Mandatory Waiting Period Reduced To 2 Years
It’s getting easier to get approved for a mortgage.
Following a similar change with FHA mortgage loans, mortgage-backer Fannie Mae has reduced the mandatory waiting period to make a mortgage application after a bankruptcy, short sale, or pre-foreclosure.
Borrowers no longer must wait 4 years before re-applying to get a mortgage.
Borrowers can now re-apply for a loan just two years after a bankruptcy, short sale, or pre-foreclosure. This is one year longer than the FHA’s minimum waiting period via the FHA Back to Work program, and a major improvement for conventional mortgage borrowers nationwide.
Mortgage guidelines are loosening across all loans.
Fannie Mae is the most recent publisher of mortgage guidelines to help borrowers with a history of poor credit because of bankruptcy, short sale, and pre-foreclosure.
New Fannie Mae Rules For Bankruptcy, Pre-Foreclosure, & Short Sales
Recently, Fannie Mae changed its mortgage rules for borrowers with a recent bankruptcy, pre-foreclosure, or short sale.
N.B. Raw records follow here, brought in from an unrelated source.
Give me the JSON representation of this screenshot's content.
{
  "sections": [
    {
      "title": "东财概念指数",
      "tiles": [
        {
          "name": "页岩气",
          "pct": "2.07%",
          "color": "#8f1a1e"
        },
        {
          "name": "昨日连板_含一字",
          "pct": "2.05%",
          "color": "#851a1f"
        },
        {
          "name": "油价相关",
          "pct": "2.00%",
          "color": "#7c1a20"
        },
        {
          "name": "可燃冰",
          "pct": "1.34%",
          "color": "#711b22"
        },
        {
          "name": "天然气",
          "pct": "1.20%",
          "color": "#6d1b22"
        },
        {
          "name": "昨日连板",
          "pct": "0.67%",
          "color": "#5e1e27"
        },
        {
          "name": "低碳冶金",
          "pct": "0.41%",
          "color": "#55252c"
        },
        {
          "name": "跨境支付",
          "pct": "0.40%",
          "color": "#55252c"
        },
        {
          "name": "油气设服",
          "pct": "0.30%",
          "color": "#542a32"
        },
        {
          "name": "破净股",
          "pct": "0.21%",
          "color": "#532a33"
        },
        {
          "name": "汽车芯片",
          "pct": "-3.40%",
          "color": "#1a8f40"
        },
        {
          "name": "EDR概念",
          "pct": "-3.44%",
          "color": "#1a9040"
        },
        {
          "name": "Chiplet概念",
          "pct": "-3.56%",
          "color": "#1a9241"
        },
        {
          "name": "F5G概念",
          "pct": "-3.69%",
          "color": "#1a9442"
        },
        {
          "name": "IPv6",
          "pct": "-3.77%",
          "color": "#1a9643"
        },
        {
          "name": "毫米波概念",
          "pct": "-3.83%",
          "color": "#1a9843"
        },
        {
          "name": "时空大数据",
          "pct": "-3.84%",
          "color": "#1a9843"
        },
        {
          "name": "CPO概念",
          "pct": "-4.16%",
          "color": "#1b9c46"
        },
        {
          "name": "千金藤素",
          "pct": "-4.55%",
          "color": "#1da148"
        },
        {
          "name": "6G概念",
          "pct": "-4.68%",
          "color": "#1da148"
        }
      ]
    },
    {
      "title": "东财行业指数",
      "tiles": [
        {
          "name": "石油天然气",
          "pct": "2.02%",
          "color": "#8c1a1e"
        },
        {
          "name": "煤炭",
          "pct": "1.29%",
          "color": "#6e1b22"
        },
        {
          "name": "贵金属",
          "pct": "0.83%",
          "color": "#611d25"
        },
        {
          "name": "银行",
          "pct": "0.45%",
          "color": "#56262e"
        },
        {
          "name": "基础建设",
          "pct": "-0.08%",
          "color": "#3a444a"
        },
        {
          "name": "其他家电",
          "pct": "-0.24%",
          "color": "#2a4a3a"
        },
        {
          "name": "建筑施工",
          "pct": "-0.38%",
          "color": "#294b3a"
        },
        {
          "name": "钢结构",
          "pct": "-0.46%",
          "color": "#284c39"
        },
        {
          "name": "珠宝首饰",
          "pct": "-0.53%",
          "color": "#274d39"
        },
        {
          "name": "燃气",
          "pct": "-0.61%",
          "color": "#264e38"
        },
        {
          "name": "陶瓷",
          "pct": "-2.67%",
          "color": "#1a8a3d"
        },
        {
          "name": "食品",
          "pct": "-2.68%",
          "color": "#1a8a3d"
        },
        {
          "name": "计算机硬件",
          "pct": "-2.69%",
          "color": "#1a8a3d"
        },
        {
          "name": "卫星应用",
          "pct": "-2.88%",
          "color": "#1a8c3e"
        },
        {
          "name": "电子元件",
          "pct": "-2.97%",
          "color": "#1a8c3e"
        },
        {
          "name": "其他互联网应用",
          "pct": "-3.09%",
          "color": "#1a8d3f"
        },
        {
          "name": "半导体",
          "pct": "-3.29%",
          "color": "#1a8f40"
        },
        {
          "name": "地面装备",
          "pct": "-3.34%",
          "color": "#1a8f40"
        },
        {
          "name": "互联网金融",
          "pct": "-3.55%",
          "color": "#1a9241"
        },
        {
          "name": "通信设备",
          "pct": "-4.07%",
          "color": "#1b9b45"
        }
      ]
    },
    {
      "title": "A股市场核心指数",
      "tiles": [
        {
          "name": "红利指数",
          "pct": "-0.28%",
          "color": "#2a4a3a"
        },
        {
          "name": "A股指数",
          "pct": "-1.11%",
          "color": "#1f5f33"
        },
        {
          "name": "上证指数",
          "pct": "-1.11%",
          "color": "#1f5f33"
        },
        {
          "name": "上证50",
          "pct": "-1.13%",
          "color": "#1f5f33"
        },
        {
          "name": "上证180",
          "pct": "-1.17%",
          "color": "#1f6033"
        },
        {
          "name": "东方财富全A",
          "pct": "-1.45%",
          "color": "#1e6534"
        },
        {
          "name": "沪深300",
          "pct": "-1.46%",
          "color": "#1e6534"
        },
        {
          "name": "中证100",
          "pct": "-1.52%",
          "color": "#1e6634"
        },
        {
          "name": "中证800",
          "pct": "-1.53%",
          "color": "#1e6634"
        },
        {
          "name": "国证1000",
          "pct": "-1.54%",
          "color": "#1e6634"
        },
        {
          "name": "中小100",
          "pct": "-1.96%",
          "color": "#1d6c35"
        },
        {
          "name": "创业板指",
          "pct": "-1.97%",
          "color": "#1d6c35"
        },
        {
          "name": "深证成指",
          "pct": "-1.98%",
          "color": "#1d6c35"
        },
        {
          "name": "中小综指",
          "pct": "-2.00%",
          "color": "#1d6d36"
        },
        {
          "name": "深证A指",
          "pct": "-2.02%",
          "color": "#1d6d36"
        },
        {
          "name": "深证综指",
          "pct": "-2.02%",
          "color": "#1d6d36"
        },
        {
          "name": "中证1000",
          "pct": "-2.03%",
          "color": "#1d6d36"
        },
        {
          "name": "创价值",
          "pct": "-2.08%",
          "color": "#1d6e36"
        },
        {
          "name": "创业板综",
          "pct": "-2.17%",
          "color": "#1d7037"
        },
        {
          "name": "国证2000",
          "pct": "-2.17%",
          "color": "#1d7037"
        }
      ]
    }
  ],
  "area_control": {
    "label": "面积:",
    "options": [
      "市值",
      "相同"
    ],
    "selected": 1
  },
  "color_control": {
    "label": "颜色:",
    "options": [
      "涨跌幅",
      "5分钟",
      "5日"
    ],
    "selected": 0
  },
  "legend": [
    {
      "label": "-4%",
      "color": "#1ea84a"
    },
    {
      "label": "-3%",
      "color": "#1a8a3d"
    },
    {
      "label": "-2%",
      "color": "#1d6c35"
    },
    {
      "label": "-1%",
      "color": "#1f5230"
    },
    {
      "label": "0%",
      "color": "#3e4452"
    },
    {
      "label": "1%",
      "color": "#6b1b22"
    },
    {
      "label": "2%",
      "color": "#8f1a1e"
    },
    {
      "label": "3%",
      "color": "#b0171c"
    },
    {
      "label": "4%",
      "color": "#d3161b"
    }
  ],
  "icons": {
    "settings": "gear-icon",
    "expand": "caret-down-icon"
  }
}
The group has reduced its mandatory waiting period after such an event from four years to 2 years.
The change nearly mirrors a similar update from the FHA as part of that group’s Back to Work program.
Via FHA Back to Work, certain mortgage borrowers are eligible to apply for a loan just 12 months after a significant derogatory event.
“Significant derogatory event” is defined as any one of the following which may appear on a person’s mortgage credit report:
- A pre-foreclosure
- A short sale
- A deed-in-lieu of foreclosure
- A bankruptcy
- A mortgage loan charge-off
However, just because you qualify for a conventional mortgage via Fannie Mae doesn’t necessarily mean it’s the best loan for you. Significant derogatory events can affect a person’s credit score by 100 points or more, and conventional mortgage rates change for borrowers with generally-low scores.
If you’ve had a significant credit event, then, it’s important to compare conventional mortgage rate quotes against FHA mortgage rates to make sure you’re getting “the best deal”. FHA mortgage rates are typically lower than comparable conforming rates — especially for credit scores below 680.
FHA mortgage insurance premiums can add to the overall cost of an FHA loan, though.
Any mortgage lender can help you decide which loan program best suits your needs. Explore all available options — you never know how much you might save.
New Fannie Mae Guidelines For Derogatory Events
Fannie Mae has reduced its mandatory waiting period after a pre-foreclosure, short sale, or bankruptcy.
Prior to the change, Fannie Mae required borrowers to wait four years after a significant derogatory credit event before re-applying for a home loan.
That mandatory waiting period is now just 2 years.
The table below compares Fannie Mae prior policy against its current one; and against the FHA Back to Work program which may be more suitable for borrowers with less available downpayment.
FHA loans permit home down payments of just 3.5 percent. Fannie Mae loans typically require 5 percent down or more (although 3% down payment programs exist).
For a Fannie Mae loan, “extenuating circumstances” are situations which (1) occur one-time only; (2) are beyond the borrower’s control; and, (3) result in a sudden, significant, and prolonged reduction in income.
The label of “extenuating circumstances” may also be applied to situations in which a borrower is subject to a catastrophic increase in financial obligations.
Examples of extenuating circumstances may include divorce, illness, sudden loss of household income, and/or job loss.
Mortgage applicants wishing to apply for a loan using Fannie Mae’s Extenuating Circumstances program should be prepared to provide documentation in support of the claim. Valid documentation may include a copy of a divorce decree; medical bills; and, notice of job loss or job severance papers.
Borrowers should also be prepared to write a brief letter describing the hardship and how it directly led to the bankruptcy, pre-foreclosure, or short sale. The letter should make it clear that default was the borrower’s only reasonable course of action, given the circumstances.
Borrowers should also make it clear that the derogatory event was a one-time event, and that financial obligations have been paid on-time in the months since.